Il s’assit, noua ses longues jambes aux pieds de la chaise. Il ne lut pas dans mon regard l’indifférence que j’y laissais irrévérencieusement paraître. Il ne soupçonna pas mon absence. Il poursuivit, les paupières finement plissées :

« J’ai trouvé quelque chose de plus intéressant. Ecoute : en ce moment nous sommes sur le point d’assister à la désagrégation du monde actuel. Les raisons ? Socialisme, matérialisme, athéisme… Le coup de bélier qui bousculera, jupes en l’air, cette vieille garce d’Europe peinturlurée et malade, d’où viendra-t-il ? Du Nord, du Sud, de l’Ouest ? Non ! Mais de l’Orient, mon cher. De l’Orient où la race jaune se développe silencieusement et puissamment, déborde les frontières, gagne à sa cause les peuples limitrophes qui étaient près de passer à la nôtre et fourbit son attirail guerrier. Les gouvernements englués dans d’infimes luttes parlementaires ignorent le péril, ou le dédaignent. Nous sommes dans un navire dont le capitaine est aveugle et qui file droit sur les rochers. Ne se trouvera-t-il pas un marin pour crier : gare ! »

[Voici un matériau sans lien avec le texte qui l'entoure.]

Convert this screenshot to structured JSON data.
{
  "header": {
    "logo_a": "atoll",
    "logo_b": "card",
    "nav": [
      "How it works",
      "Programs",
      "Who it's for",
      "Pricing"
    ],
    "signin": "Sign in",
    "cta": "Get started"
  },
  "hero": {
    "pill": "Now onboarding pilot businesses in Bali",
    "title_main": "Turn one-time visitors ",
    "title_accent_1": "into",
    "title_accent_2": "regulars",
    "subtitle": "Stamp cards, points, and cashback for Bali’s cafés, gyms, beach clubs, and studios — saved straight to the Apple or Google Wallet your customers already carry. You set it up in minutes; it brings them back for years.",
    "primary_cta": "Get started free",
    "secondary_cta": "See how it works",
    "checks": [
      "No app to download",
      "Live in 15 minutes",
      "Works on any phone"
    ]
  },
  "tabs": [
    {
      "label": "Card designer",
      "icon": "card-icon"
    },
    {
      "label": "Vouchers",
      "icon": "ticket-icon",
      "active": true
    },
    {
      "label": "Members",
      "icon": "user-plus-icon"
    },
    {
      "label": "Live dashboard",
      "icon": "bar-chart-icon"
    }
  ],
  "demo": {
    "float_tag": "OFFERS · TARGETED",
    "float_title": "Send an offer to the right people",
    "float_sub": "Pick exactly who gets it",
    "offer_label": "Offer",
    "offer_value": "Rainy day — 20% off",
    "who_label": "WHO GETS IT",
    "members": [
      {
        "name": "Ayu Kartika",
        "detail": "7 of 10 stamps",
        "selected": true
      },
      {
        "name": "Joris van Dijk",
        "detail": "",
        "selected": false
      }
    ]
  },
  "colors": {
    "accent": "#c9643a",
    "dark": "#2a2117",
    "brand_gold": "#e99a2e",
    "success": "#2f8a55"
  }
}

Pathétique, il tapa de son poing droit la paume de sa main gauche.

« Je serai le marin qui crie : gare. J’écrirai un livre où je dénoncerai crûment la menace ! Je le lancerai à grand renfort de publicité ! Ah ! je vois d’ici la stupeur des bonnes gens : « Quoi ? Le péril jaune ? Attaqués ? « Par où ? Comment ? Et nous qui étions là bien tranquilles ! Et c’est dit dans un livre ? Et il y a trois cents pages ? Et il ne coûte que quinze francs ! Achetons-le, achetons-le ! »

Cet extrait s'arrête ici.